Molto interessanti le scenografie di Luigi Ferrigno e i costumi di Dora Argento, nella loro semplicità d’effetto e con un linguaggio che guarda al contemporaneo. Una scena praticabile dove gli attori si spostano, quasi fosse una parapettata, lo scenografo e il regista giocano con le trasparenze, le stesse ricordano le sottovesti delle donne che il protagonista corteggia. Dietro le tende si consumano tradimenti, slanci amorosi, giochi perversi e illusioni. Estremamente interessanti i giochi di luce sulla scena, di Antonio Sposito, che da risalto alle trasparenze della stessa riuscendo al contempo dare risalto alle stoffe dei costumi. Un vedo non vedo che a tratti diventa fatale, dietro le tende della scenografia e nel gioco delle trasparenze si consumano i baci e i sogni di Francesco Musumeci, affetto da una patologia bulimica, frutto della pressione di un padre- padrone, di una madre ossessiva nella attenzioni per il figlio, che crede in odore di santità e di un italietta prefascista.

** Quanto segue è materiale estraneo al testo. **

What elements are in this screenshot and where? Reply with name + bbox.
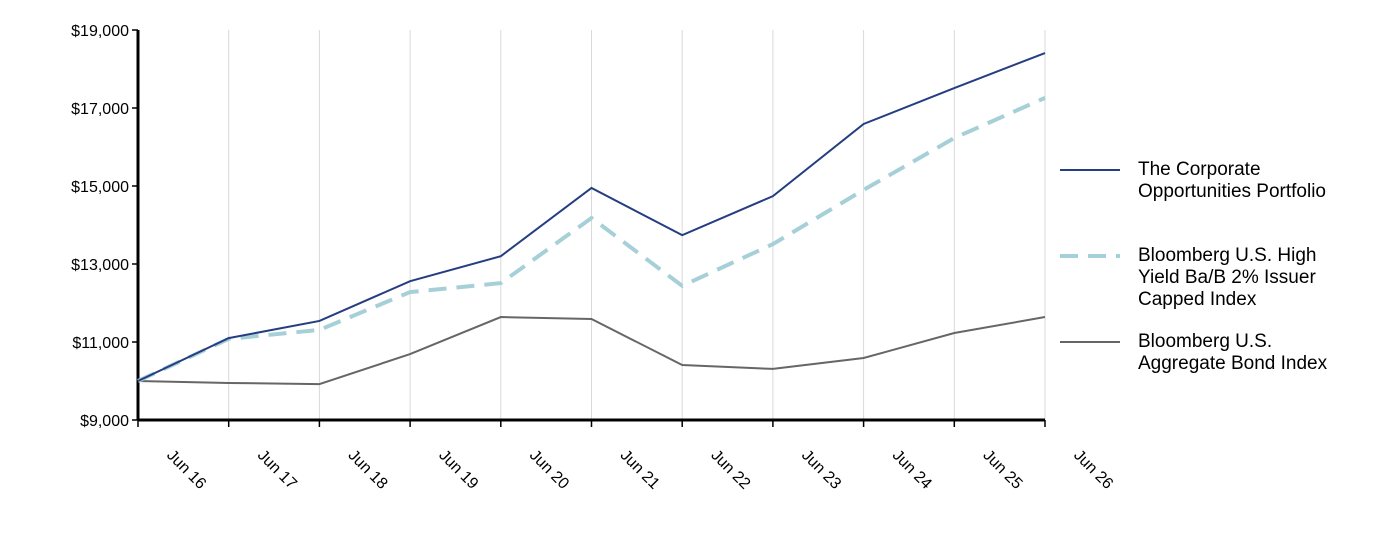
- x-tick-label: Jun 25: [979, 447, 1025, 493]
- series-line: [137, 316, 1046, 386]
- x-tick-label: Jun 21: [617, 447, 663, 493]
- legend-label: Bloomberg U.S. High Yield Ba/B 2% Issuer…: [1138, 245, 1317, 310]
- y-tick-label: $11,000: [72, 335, 129, 352]
- x-tick-label: Jun 26: [1070, 447, 1116, 493]
- x-tick-label: Jun 20: [526, 447, 572, 493]
- y-tick-label: $9,000: [80, 413, 129, 430]
- x-tick-label: Jun 19: [435, 447, 481, 493]
- x-tick-label: Jun 23: [798, 447, 844, 493]
- legend-label: Bloomberg U.S. Aggregate Bond Index: [1138, 331, 1328, 374]
- y-tick-label: $13,000: [71, 257, 129, 274]
- y-tick-label: $17,000: [71, 101, 129, 118]
- y-tick-label: $19,000: [71, 23, 129, 40]
- x-tick-label: Jun 24: [889, 447, 935, 493]
- y-tick-label: $15,000: [71, 179, 129, 196]
- x-tick-label: Jun 16: [163, 447, 209, 493]
- x-tick-label: Jun 17: [254, 447, 300, 493]
- x-tick-label: Jun 22: [707, 447, 753, 493]
- x-tick-label: Jun 18: [345, 447, 391, 493]
- series-line: [137, 96, 1046, 383]
- legend-item: The Corporate Opportunities Portfolio: [1138, 159, 1326, 202]
- legend-item: Bloomberg U.S. Aggregate Bond Index: [1138, 331, 1328, 374]
- legend-label: The Corporate Opportunities Portfolio: [1138, 159, 1326, 202]
- legend-item: Bloomberg U.S. High Yield Ba/B 2% Issuer…: [1138, 245, 1317, 310]
- series-line: [137, 52, 1046, 382]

Musumeci è un nostro contemporaneo, il suo immaginario erotico lo è più che mai, tocca le pulsioni più basse e recondite dell’animo umano. Attraverso i sogni, gli incubi, le visioni e le pulsioni, Don Giovanni Involontario saggia l’essere umano grazie al contrasto tragicocomico dal sapore amaro e grottesco, di una commedia che potrebbe essere stata scritta ieri.